A professional public service optimises state efficiency by embracing meritocracy.
This means employing only the brightest, best qualified and most competent personnel, with a strong ethical orientation. It requires that civil servants perform their duties with diligence, care and empathy.
South Africa’s constitution is emphatic about this. It even establishes the Public Service Commission as the custodian of professionalism.
There shall be an efficient, non-partisan, career-oriented public service broadly representative of the South African community functioning on a basis of fairness and which shall serve all members of the public in an unbiased and impartial manner…
Almost 30 years into democracy, the country hasn’t got there yet.
Two key initiatives to build state capability through professionalisation of the public service are under way. One is the Public Service Act Amendment Bill, which is before parliament. The other is the draft Public Service Commission Bill, which is yet to be tabled.
The Public Service Amendment Bill devolves administrative powers to the directors-general, who are the heads of government departments. The powers apply to the human resources management and organisation of their departments. The bill aligns these powers with the directors-general’s financial responsibilities outlined in the Public Finance Management Act.
The Public Service Act, which this bill seeks to amend, assigns the administrative powers to the ministers. Yet the Public Finance Management Act places the management of public finances on the directors-general.
These contradictions cause conflicts between ministers and directors-general. The bill seeks to end these.

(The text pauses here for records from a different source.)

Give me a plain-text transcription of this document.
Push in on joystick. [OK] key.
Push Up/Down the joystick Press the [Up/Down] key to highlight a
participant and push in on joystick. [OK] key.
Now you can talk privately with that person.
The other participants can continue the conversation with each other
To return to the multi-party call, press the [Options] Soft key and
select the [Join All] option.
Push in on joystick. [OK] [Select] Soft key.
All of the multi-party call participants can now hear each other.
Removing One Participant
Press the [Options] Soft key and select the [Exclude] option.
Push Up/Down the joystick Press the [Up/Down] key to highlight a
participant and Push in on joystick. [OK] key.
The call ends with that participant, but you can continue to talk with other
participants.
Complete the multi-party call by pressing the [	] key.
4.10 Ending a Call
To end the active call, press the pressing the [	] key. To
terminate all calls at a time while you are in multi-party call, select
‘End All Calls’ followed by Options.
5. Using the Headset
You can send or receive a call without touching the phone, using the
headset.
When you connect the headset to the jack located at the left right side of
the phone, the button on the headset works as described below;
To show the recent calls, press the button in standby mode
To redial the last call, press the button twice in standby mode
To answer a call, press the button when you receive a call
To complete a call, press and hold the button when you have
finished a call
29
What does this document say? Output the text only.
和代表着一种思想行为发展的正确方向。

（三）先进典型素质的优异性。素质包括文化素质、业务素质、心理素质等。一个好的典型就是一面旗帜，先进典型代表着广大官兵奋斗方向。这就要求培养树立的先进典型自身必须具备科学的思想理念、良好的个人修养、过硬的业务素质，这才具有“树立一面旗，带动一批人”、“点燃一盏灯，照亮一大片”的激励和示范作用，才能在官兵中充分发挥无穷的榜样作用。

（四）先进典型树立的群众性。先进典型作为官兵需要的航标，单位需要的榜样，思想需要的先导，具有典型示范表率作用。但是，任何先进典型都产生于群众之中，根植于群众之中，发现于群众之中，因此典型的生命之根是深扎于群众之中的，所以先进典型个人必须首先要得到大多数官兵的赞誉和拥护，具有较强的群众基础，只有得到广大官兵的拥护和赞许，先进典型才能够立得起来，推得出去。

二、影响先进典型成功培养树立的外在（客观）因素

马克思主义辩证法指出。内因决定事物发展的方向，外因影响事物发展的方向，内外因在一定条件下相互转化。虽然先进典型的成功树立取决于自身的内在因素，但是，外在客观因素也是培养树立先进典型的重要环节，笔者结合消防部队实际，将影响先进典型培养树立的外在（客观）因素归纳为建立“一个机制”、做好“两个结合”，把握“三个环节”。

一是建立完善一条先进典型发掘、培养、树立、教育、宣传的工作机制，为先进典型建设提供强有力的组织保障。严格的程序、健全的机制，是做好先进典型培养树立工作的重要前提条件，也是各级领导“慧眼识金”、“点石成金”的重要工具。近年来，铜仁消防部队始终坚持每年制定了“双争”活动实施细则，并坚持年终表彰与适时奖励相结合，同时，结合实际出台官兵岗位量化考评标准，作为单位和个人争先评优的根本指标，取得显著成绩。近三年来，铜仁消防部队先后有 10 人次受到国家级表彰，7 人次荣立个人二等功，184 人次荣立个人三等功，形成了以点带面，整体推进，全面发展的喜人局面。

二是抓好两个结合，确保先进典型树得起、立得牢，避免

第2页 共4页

The Public Service Commission Bill extends the commission’s mandate to cover local government as well as national and provincial public entities covered by the Public Finance Management Act.
These bills are long overdue. They will give effect to a framework that was gazetted in 2020 for public comment, and has benefited from wide consultation.
The framework should not be allowed to fall away. It seeks to follow through with the intentions of the constitution and the 2012 National Development Plan. The plan is the country’s long-range blueprint for socioeconomic transformation.
At the end of apartheid in 1994, the public service was bloated and inefficient. The bureaucracy had to be dismantled to mirror the country’s demographics. That basically meant appointing more black people to key positions.
This was also important to avoid the sabotage of the democratic project by apartheid-era officialdom, which the governing African National Congress (ANC) inherited.
But the need to transform was misapplied in a way that hampered efforts to make professionalism and meritocracy the guiding norms for a career public service. Without them, transformation became insidious. This was especially so during former president Jacob Zuma’s state capture era (May 2009-February 2018).
In practice, the terms of directors-general, who are the administrative heads of government departments, are tied to those of ministers, who are their political heads. The bureaucrats are almost always replaced when a new minister is appointed or if there are conflicts between them.
Despite all this, the post-apartheid state has spawned pockets of excellence in institutional capability. Key among these is the South African Revenue Service. Its success at professionalisation, as evidenced by regularly beating revenue collection targets, became a Harvard University case study. It was also cited by the World Bank for its lessons on institutional reforms and public sector governance.
The agency attracted top talent. Professionalism and integrity became the fundamentals of its institution. This was possible as it was given autonomy from the public sector bargaining forum. It could negotiate wages with employees directly.
In 2012, the government adopted the National Development Plan. It underscored the need to make the public service professional.
In 2014, the constitution’s prescription of the values and principles governing public administration were written into legislation – the Public Administration Management Act.
The Public Service Act Amendment Bill and the Public Service Commission Bill are key to giving effect to the government’s efforts to institutionalise professionalisation of the public service.
These critically important interventions are yet to be concluded and signed into law by President Cyril Ramaphosa.
Building state capacity
Reeling from the aftermath of COVID, coupled with the energy crisis, and amid the surging socioeconomic challenges of poverty, unemployment and inequality, it has never been more urgent to build state capacity.
The amendment bills need to be expedited. They are important to put the national framework in place for the professionalisation of the public service. Some of the framework’s proposals do not require legislative amendments, new policies, regulations, or ministerial directives.
Of critical importance, the framework proposes ditching deployment practices – placing party loyalists in key government positions. These practices served their purpose in the earlier days of democracy.
As the late anti-apartheid activist and economist Ben Turok said:
public servants should be employed, not deployed… they should have security of tenure, and… the public service should be independent and not subject to the whims of individual politicians.